Funding will be used to support the following priorities:

  • Public safety: $450,000 to be used to support increased safety in the downtown area via a dedicated storefront resource police officer, a social worker to serve as neighborhood care coordinator, and a Community Response Team which pairs a designated crisis responder with an emergency medical service (EMS) professional.
  • Information technology and infrastructure upgrades: $825,000 will go to upgrading the City’s information technology systems to support strengthened cybersecurity standards and hybrid virtual and in-person public meetings.
  • Economic development: $1.7 million will go to small business grants and loans, childcare business development, workforce development, and support for local businesses to enhance security and address property damage.

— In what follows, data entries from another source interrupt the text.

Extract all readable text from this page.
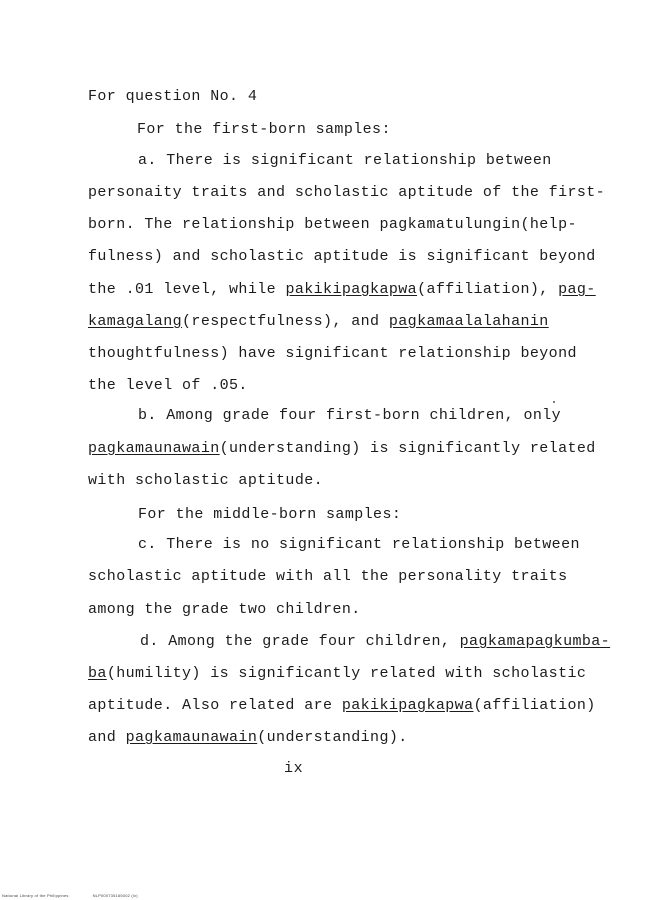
For question No. 4
For the first-born samples:
a. There is significant relationship between
personaity traits and scholastic aptitude of the first-
born. The relationship between pagkamatulungin(help-
fulness) and scholastic aptitude is significant beyond
the .01 level, while pakikipagkapwa(affiliation), pag-
kamagalang(respectfulness), and pagkamaalalahanin
thoughtfulness) have significant relationship beyond
the level of .05.
b. Among grade four first-born children, only
pagkamaunawain(understanding) is significantly related
with scholastic aptitude.
For the middle-born samples:
c. There is no significant relationship between
scholastic aptitude with all the personality traits
among the grade two children.
d. Among the grade four children, pagkamapagkumba-
ba(humility) is significantly related with scholastic
aptitude. Also related are pakikipagkapwa(affiliation)
and pagkamaunawain(understanding).
ix
National Library of the Philippines	NLP000735165002 (ix)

The Storefront Repair Grant Program is an example of a program under this priority.
  • Infrastructure: $2.1 million will go toward building a new public works and parks maintenance facility and $400,000 will go to help connect community members on septic systems to sewer.
  • Community needs: $2.9 million will go toward supporting community needs including gang and youth violence intervention, support for people experiencing homelessness, food access, mental health and counseling, neighborhood cleanliness, and housing stability.
Person smiling and placing an "Open" sign on the door of a business.
The Storefront Repair Grant Program is an example of a program within the economic development priority of funding.

Since implementation of projects in the plan will need to be integrated into existing City work, the community impact of each project was considered alongside existing staff workload, resource needs (staffing, finances, and equipment), and contracting requirements. The plan assigns staff project leads to ensure accountability and includes estimates of how many businesses or community members the project will help, how much the project will cost, and performance measures.